Perhaps the most intriguing result of performing these tests is the fact that the differences in mean and median batting averages between the two leagues are not statistically significant, but the National League actually has a better mean and median batting average than the American League. Could this mean that if we removed designated hitters, players whose only job in baseball is to hit, and pitchers from the data, reanalyzing the data would tell us that position players in the National League are much better hitters than position players in the American League?
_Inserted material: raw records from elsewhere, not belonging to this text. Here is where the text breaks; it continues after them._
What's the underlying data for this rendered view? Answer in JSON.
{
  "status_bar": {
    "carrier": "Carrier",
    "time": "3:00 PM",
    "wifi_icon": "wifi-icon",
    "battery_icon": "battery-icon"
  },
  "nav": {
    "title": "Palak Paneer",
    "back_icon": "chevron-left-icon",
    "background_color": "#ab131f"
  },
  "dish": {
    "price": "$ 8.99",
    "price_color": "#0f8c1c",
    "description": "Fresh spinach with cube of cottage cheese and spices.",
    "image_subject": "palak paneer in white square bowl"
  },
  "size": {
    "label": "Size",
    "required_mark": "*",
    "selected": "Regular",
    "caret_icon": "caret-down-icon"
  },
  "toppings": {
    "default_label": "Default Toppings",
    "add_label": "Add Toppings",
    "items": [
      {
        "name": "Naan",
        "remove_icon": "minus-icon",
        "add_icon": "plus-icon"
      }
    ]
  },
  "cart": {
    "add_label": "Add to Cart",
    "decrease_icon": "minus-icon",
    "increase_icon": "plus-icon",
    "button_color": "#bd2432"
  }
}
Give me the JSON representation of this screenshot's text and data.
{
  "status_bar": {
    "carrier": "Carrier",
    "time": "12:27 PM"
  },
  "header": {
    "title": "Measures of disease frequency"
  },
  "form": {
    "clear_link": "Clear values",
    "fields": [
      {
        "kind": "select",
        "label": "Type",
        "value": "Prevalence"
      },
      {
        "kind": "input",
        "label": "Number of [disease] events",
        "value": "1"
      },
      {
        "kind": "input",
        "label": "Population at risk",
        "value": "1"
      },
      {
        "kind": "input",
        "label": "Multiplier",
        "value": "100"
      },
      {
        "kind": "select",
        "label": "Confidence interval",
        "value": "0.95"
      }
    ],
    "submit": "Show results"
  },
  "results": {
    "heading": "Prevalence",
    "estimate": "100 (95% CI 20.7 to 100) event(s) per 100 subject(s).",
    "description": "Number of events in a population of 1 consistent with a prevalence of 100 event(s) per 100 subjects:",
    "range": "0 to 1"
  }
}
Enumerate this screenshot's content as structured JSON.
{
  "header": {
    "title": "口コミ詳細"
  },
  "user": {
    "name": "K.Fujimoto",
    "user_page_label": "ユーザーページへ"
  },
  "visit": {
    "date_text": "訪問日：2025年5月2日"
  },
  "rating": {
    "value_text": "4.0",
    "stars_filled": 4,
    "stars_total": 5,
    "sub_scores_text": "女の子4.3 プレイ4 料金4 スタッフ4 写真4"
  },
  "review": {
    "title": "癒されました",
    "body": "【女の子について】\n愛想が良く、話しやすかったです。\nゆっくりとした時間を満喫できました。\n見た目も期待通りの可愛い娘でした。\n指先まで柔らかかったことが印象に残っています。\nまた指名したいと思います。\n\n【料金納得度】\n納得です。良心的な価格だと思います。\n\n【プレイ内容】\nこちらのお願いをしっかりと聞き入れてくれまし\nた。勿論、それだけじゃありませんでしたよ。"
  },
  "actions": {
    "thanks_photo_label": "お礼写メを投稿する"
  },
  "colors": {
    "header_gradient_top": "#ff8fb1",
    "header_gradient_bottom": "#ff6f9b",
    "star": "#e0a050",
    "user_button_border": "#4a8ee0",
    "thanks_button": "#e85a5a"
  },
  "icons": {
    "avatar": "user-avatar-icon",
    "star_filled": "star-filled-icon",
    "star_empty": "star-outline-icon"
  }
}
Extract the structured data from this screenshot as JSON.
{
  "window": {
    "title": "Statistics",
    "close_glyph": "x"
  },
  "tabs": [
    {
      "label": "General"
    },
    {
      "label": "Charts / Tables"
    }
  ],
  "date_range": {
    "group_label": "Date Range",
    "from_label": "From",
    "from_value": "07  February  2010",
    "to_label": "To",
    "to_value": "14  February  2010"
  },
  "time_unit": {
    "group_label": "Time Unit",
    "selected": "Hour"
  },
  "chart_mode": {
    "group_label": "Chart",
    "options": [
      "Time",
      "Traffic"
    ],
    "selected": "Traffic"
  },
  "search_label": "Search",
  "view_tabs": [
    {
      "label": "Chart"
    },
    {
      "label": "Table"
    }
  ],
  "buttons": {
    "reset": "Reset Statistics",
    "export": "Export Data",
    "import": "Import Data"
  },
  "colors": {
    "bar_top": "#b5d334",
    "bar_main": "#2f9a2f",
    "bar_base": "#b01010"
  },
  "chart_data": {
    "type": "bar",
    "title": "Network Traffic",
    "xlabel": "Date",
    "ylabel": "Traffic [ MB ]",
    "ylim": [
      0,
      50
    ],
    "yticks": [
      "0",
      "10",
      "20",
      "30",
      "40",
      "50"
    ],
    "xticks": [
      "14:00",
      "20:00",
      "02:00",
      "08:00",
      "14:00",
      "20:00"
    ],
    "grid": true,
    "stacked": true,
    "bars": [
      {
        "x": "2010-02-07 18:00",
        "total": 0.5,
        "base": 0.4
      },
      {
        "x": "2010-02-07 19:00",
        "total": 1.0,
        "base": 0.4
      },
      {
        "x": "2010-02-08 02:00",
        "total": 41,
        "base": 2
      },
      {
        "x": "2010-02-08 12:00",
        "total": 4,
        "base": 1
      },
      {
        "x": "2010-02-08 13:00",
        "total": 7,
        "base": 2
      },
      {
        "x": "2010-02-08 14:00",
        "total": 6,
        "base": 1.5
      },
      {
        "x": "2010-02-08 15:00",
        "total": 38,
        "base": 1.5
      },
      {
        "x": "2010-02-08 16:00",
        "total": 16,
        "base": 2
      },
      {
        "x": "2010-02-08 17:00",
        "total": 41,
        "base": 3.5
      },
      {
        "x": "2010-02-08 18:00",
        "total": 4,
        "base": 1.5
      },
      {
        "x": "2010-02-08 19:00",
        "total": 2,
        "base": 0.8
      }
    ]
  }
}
What about the value of someone like Giancarlo Stanton on your team rather than someone like Dee Gordon (ironically the pair were on the same team last season). Stanton led the league in home runs with 59, while Gordon led the majors in steals. In order to win games, teams obviously need to score more runs than their opponents. Looking at the relationship between runs vs homers and runs vs steals shows that home runs have a much greater value to a teams total runs than total steals do.
2017 Runs vs Home Runs
2017 Runs vs Stolen Bases
Recently, teams have been relying more and more on power to supply wins. 2017 broke the record for most total home runs in a season with 6,105. The previous record was the 2000 season, during the height of the steroid era, with 5,693 total home runs. The difference between first and second highest total home run seasons is the same between second and seventh seasons. 2017 was clearly a display of the direction the league is heading, power over speed. As a matter of fact, the slope of home runs per game since the 1980 season is nearly the exact inverse of the slope of stolen bases per game since 1980.
Home Runs per Game per Season since 1980
Stolen Bases per Game per Season since 1980
How about your 2017 World Series champions – the Houston Astros. Given the duration of the series and ability of any small mistake to sway a baseball game, the MLB playoffs can really go any way. Since the wild card was first introduced in 1994, the World Series winner has been a wild card 6 times. The best regular season record ever was tied by the 2002 Mariners at 116-46, but they exited in the first round of the playoffs (and haven’t made the playoffs since). The best team’s don’t always end up on top. 2017 was actually fairly predictable based on expected success, however. Using the SRS statistic (the number of runs per game a team is better than the average MLB team), it was clear that almost every American League team was stronger than almost every National League team.
Even with the league’s best record, the Dodgers were barely better than the Red Sox, the fourth best team according to SRS in the American League. The Dodgers’ near-collapse towards the end of the regular season can explain their weaker SRS, as well as a very easy strength of schedule. Both Cleveland and the Yankees finished the season with strong win streaks, inflating their value towards the postseason. For the case of the Astros, they probably had the best trade deadline, so while they maintained control of a weaker division, their SRS did not show just how much stronger they were offensively and defensively against teams towards the end of the season. That being said, being only .3 average runs behind the offensive powerhouse that was Cleveland is still very impressive.
At the end of the day, predicting the outcome of anything in baseball is usually never in your favor. It’s a lot more fun to look back and analyze even the most obscure stats, such as the frequency of Yuli Gurriel hair jokes his teammates make per game. On the bright side, pitchers and catchers report to Spring Training in under a month.